As you can see, I didn't finish the full ride this year. I managed day one pretty well, even with the 90F/32C heat. The second day it got up to 95F/35C and after crossing the bridge into Oregon and going over one of the last really steep hills, I found some shade at the Gobel rest stop and decided that I just could not deal with the heat. [livejournal.com profile] shereld and B went on to finish the ride, while I opted out for a milkshake and a burger and a cool ride back to the motel, courtesy of my wonderful husband. One day of riding in the heat I could handle, but two days was just too much for me.

Don't feel bad for me, though! I was really pleased to finish nearly 160 miles of the route on such hot days. I've never done well in heat, and it really was the better choice for me to opt out. I didn't want to push myself and end up with heat exhaustion or worse; I'd already come pretty close to that when I did the Tour de Cure this year, and I didn't want a repeat.

Taking out the heat factor and looking back, I did enjoy myself. (I did whine a lot more, but I'm laying that at the heat factor too. If only it have been the average 75F/24C! That would have been just perfect.) On the first day, we took an alternate route to the first rest stop, and I was able to count 9 rabbits hanging out by the roadside along the way. We kept startling them as we threaded through parks, trails and little used roads during the wee morning hours; We didn't catch site of any other STP riders until we hit Tukwilla. We saw six other riders during that first section of the ride, which was a wonderful thing. When we turned off the Interurban trail in Kent at 228th to join up with the rest of the riders, we picked up another few thousand people, and we didn't get rid of them until near the end of the trip. I didn't clip in much at all because of how unpredictable the crowds are; I just didn't trust the people around me to behave responsibly.

The first rest area is pretty fun, even though it is a zoo. The theme this year was Vegas, and they had a Los Vegas Elvis helping to direct traffic. Plus the speakers are blaring good music, people are happy and excited, and everyone is milling around just waiting to go.

The big problem this year--and this was a continuing theme--was the huge line for the portapotties. It took us a half hour to get through the portapotty line, and that was pretty consistent for the entire trip at almost every official rest stop or mini-rest stop we were at. (The two exceptions are the Yelm rest stop and Castle Rock, both of which we managed to be in and out of in about 15 minutes. Well, okay, we spent longer at Yelm because they had flush toilets and let us inside the air conditioned school, which at that point was our definition of heaven...)

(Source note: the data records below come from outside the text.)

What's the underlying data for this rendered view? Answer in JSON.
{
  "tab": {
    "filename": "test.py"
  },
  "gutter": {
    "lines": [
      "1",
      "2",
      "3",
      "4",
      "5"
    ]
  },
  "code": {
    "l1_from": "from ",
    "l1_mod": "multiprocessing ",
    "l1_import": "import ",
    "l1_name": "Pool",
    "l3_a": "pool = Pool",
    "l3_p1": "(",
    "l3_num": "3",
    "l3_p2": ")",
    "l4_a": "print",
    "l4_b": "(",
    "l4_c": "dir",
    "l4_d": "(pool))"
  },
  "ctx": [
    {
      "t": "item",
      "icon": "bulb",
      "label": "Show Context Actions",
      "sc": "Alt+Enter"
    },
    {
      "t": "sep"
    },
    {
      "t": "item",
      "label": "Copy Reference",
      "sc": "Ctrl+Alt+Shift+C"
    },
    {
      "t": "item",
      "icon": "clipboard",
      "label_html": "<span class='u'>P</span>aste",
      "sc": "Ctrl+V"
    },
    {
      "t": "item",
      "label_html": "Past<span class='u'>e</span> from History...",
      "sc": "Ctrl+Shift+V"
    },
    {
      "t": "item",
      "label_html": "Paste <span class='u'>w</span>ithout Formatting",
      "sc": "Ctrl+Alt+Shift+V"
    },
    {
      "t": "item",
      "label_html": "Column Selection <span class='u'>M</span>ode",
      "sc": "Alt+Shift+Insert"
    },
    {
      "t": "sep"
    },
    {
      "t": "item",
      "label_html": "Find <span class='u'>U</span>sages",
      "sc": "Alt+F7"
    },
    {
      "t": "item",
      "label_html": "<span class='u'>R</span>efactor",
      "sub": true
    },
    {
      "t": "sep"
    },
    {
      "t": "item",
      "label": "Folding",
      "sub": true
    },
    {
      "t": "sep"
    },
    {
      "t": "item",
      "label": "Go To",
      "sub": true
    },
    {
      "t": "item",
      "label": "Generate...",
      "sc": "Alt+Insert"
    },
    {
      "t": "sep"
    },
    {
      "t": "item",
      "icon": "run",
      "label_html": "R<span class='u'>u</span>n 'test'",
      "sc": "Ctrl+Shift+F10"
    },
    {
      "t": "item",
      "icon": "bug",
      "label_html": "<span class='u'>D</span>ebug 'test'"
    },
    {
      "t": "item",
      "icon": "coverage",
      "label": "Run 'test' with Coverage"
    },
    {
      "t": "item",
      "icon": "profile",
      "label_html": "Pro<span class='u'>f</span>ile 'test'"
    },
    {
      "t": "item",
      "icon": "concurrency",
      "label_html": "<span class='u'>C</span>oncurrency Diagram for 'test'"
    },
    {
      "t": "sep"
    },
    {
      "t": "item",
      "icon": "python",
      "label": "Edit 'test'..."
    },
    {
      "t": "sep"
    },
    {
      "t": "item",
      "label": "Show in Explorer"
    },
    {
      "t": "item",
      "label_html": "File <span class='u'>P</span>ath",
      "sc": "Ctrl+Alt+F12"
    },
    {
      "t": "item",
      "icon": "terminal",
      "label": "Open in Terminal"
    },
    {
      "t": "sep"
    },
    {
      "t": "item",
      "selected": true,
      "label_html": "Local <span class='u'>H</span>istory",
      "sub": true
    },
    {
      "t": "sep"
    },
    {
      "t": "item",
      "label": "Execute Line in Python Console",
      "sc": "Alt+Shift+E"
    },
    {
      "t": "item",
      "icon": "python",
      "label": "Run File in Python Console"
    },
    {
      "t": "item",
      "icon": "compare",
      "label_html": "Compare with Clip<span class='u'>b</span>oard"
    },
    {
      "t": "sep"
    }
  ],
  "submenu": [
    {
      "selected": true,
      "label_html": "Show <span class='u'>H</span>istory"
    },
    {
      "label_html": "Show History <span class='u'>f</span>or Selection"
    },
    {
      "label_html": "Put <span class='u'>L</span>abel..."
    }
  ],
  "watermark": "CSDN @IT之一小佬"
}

I did notice that in general, we had more groups than individual riders, compared to what I experienced last year. Lots of matching shirts, cycling club groups, etc. Last year, I could pretty much find a group of stragglers going my speed when I was tired and latch on for a bit; this year, not so much, and I ended up riding alone between large groups that had just passed me and groups that hadn't passed me yet. ;) As I got more tired, it was almost befuddling, and I wondered if maybe that was part of the reason the ride filled up so early, as groups signed up en-mass, rather than the onesie, twosie, threesie from last year.

Seriously, the things you think about on long stretches when you're trying to avoid dwelling on hot you are...Sandy at least kept me entertained at times with ideas for stories that she wanted me to write. I mostly grunted my replies, as I really didn't have the brain cells to plot a darn thing, but the visuals were nice.

Anyway, after Kent we headed to Puyallup, which seemed like a nicer stretch of road this year than last. Maybe there was less construction? I did miss not having the guy with the dog trailer pass me, as I loved keeping an eye out for his last year. This year, I kept an eye out for the guys in viking horns where one of the guys had a super-huge bike, or this other set of riders where the guys had picked up old 1960s house dresses at a thrift store and wore them over their bike shorts. I thought that was hysterical.

The unicyclist though, man, he was really hard core.

We bypassed the portapotties in Puyallup, and managed to find a grocery store where the lube, oil, and filter place next to it had opened up one of their rest rooms to passing cyclists. That was awesome, and very well timed, as we had less than a mile before the hill at that point.

The hill was the hill, 7%-8% grade, with a false top that lets you rest for a bit before the final push up to the top. It's not the only 7% grade hill on the route, but it is the longest one, and it deserves its press.

The Spanaway rest stop was better organized and had better food, not that we ate it. Mostly it was just pee, sunscreen, and grab some of what we brought to eat out of our bags. It may seem weird to ride one of these big events with a huge trunk filled with my own treats, but seriously, you never know what's going to be provided or if they are going to run out. This way, we were covered.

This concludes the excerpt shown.